Remain in Light, TALKING HEADS (1980) : la transe comme forme
David Byrne, Tina Weymouth, Chris Frantz et Jerry Harrison – les Talking Heads – ont passé les années 1978-1980 à travailler avec le producteur Brian Eno dans un processus de recherche et d’exploration musicales qui aboutit en 1980 à Remain in Light, sorti chez Sire Records. C’est l’un des albums les plus importants et les plus influents de toute l’histoire du rock : une oeuvre qui intègre les musiques africaines – notamment l’afrobeat de Fela Kuti – dans un cadre rock et new wave d’une façon radicalement nouvelle et entièrement convaincante.

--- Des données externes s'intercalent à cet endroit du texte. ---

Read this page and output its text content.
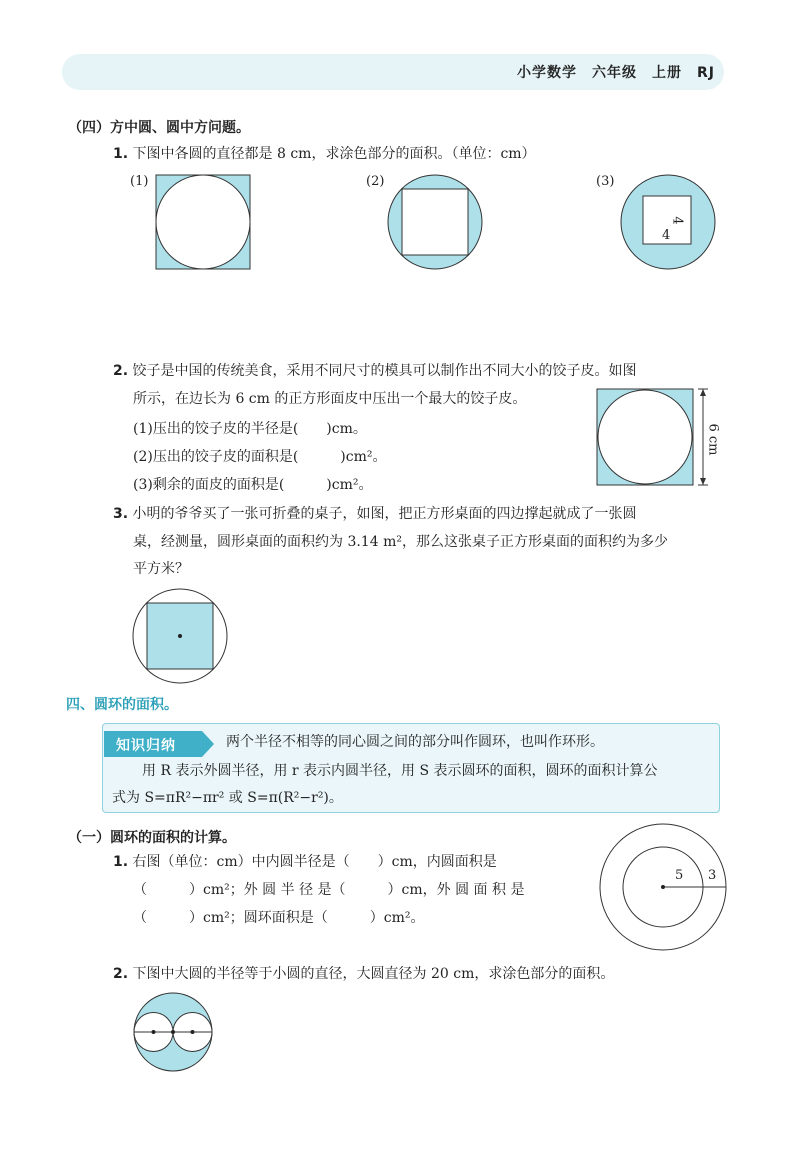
小学数学　六年级　上册　RJ
（四）方中圆、圆中方问题。
1. 下图中各圆的直径都是 8 cm，求涂色部分的面积。（单位：cm）
(1)	(2)	(3)
4
4
2. 饺子是中国的传统美食，采用不同尺寸的模具可以制作出不同大小的饺子皮。如图
所示，在边长为 6 cm 的正方形面皮中压出一个最大的饺子皮。
(1)压出的饺子皮的半径是(　　)cm。
(2)压出的饺子皮的面积是(　　　)cm²。
(3)剩余的面皮的面积是(　　　)cm²。
6 cm
3. 小明的爷爷买了一张可折叠的桌子，如图，把正方形桌面的四边撑起就成了一张圆
桌，经测量，圆形桌面的面积约为 3.14 m²，那么这张桌子正方形桌面的面积约为多少
平方米？
四、圆环的面积。
知识归纳	两个半径不相等的同心圆之间的部分叫作圆环，也叫作环形。
用 R 表示外圆半径，用 r 表示内圆半径，用 S 表示圆环的面积，圆环的面积计算公
式为 S=πR²−πr² 或 S=π(R²−r²)。
（一）圆环的面积的计算。
1. 右图（单位：cm）中内圆半径是（　　）cm，内圆面积是
（　　　）cm²；外 圆 半 径 是（　　　）cm，外 圆 面 积 是
（　　　）cm²；圆环面积是（　　　）cm²。
5 3
2. 下图中大圆的半径等于小圆的直径，大圆直径为 20 cm，求涂色部分的面积。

Once in a Lifetime : la revelation
« Once in a Lifetime » est la chanson qui résume le mieux la vision de l’album. Byrne chante avec une urgence quasi prédicatrice des textes qui parlent de l’aliénation moderne, de la façon dont on peut se retrouver dans une vie qu’on n’a pas vraiment choisie, sans savoir exactement comment on y est arrivé. « You may ask yourself / How did I get here? » est l’une des questions les plus justes jamais posées dans une chanson pop.
La musique est construite sur des patterns rythmiques répétitifs inspirés de la musique africaine, avec des couches de guitares, de claviers et de percussions qui créent une texture sonore dense et hypnotique. C’est de la musique de transe qui fait réfléchir – un paradoxe productif.
L’apport de Brian Eno
Brian Eno est le co-producteur et co-compositeur de cet album, et son apport est considérable. C’est lui qui a introduit les Talking Heads aux musiques africaines et aux techniques de composition par couches. Sa méthode de travail – construire les arrangements progressivement, couche par couche, sans structure préétablie – est une façon de travailler qui libère la créativité tout en maintenant une cohérence globale.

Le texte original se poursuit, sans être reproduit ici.